Irreversible personalization mask: once a filter is personalized, it is permanently locked. In very long training scenarios, this could result in premature solidification of decisions; an "unfreeze" mechanism or periodic re-evaluation could be considered.
Validated only on brain tumor segmentation: generalizability to other multimodal medical imaging tasks (cardiac, abdominal, pathology, etc.) beyond the BraTS dataset has not been verified.
Limited client scale: experiments use at most 8 clients; communication efficiency and convergence at larger federation scales (e.g., hundreds of hospital nodes) remain to be validated.
Lack of formal privacy analysis: while multi-anchor representations serve as population-level abstractions, no formal privacy guarantees such as differential privacy are provided.

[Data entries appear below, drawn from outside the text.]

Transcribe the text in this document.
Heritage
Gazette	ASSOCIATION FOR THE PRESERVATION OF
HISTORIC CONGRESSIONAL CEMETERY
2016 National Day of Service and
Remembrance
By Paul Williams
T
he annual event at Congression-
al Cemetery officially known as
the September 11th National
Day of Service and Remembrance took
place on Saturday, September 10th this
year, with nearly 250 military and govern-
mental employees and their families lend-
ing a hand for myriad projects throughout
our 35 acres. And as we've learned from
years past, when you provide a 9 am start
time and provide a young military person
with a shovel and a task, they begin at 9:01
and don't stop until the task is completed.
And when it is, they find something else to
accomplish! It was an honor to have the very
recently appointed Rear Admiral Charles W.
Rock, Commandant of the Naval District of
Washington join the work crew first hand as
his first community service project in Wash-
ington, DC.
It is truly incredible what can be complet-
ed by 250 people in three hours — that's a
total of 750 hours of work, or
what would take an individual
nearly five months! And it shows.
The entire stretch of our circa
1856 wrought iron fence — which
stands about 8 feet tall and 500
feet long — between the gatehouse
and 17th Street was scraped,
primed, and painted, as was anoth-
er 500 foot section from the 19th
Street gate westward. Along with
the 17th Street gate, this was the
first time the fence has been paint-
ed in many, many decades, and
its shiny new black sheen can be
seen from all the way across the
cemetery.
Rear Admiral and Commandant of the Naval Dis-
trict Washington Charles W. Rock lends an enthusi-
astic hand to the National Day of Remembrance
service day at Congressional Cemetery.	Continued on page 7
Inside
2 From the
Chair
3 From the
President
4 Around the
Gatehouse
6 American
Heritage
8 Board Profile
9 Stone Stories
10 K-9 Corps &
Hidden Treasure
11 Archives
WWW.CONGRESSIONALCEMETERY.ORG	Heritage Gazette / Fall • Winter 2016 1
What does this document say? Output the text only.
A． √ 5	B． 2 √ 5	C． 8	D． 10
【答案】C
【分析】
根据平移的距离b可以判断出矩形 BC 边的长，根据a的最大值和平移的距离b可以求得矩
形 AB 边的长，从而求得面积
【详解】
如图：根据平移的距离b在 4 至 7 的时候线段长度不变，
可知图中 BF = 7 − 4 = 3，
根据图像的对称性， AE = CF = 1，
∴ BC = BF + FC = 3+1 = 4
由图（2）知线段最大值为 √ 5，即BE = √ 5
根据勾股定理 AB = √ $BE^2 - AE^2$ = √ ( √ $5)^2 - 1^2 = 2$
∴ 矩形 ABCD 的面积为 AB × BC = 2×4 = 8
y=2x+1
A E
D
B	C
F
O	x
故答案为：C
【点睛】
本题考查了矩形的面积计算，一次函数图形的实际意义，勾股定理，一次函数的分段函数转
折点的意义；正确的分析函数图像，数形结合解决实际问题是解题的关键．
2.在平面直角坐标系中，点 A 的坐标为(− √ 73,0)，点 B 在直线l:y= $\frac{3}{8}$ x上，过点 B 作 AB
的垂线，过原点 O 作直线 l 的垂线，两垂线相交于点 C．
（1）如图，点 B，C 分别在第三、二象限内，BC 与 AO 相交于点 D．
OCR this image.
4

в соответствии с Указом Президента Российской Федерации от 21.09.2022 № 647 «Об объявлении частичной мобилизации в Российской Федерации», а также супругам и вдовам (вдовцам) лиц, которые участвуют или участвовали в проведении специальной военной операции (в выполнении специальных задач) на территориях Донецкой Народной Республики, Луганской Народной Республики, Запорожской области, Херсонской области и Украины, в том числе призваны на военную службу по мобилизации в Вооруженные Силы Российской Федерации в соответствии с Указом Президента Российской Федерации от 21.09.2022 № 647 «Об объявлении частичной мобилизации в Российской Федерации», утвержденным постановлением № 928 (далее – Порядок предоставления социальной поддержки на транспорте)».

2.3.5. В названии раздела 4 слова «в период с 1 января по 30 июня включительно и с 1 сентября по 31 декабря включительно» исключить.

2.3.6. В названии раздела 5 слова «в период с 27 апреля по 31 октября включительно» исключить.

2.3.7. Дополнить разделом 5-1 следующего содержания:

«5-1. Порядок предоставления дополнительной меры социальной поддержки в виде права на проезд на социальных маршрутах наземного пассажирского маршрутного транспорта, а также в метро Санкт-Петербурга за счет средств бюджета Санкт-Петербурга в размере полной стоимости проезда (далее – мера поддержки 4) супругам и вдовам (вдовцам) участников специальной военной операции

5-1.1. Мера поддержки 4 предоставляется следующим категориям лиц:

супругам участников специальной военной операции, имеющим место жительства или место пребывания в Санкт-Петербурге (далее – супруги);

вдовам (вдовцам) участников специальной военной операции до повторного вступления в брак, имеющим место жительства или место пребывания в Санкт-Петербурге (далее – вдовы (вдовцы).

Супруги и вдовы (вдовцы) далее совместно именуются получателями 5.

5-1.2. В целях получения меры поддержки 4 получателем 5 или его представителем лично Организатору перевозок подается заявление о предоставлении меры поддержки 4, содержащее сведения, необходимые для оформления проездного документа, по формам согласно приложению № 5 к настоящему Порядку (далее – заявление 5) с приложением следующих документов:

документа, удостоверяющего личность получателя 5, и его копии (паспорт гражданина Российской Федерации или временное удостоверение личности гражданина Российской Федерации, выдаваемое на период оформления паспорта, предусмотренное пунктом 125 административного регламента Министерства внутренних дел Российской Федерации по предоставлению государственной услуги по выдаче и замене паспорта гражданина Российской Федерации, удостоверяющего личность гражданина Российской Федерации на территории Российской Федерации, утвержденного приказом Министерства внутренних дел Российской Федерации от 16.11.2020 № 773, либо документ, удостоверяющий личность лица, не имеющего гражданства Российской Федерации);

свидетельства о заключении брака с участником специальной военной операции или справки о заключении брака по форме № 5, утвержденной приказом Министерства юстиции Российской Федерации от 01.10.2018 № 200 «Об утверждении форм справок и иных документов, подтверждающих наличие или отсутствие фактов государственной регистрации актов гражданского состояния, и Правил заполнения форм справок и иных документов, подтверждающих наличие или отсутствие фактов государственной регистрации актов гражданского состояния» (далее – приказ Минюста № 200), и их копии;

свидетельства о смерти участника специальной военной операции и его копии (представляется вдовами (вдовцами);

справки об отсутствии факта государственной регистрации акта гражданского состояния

Missing-modality segmentation: centralized methods such as RFNet (Ding et al., 2021) perform well under missing-modality settings but are unsuitable for federated privacy-preserving scenarios; this paper adopts RFNet as the backbone and extends it to the federated setting.
Multimodal FL: FedMSplit (2022) and FedIoT (2022) address modality heterogeneity but lack sufficient personalization; CreamFL (2023) requires shared server data, violating privacy; FedNorm (2022) specializes only normalization parameters, which is insufficient. The modality-specific encoders in this paper provide stronger parameter specialization.
Personalized FL: methods such as perFL and IOP-FL achieve personalization through partial parameter sharing but do not account for intermodal heterogeneity. The filter-level dynamic mask mechanism proposed here is generalizable to other FL scenarios requiring fine-grained personalization.

Rating¶

Novelty: ⭐⭐⭐⭐ — Filter-level cosine-consistency-based dynamic personalization and multi-anchor cross-attention calibration are novel contributions.
Experimental Thoroughness: ⭐⭐⭐⭐⭐ — Two datasets, 10+ comparison methods, 7 ablation groups, and data volume/quality robustness analysis.
Writing Quality: ⭐⭐⭐⭐ — Clear structure, rigorous mathematical derivations, and rich figures and tables.
Value: ⭐⭐⭐⭐ — Addresses a critical bottleneck in multimodal federated medical imaging.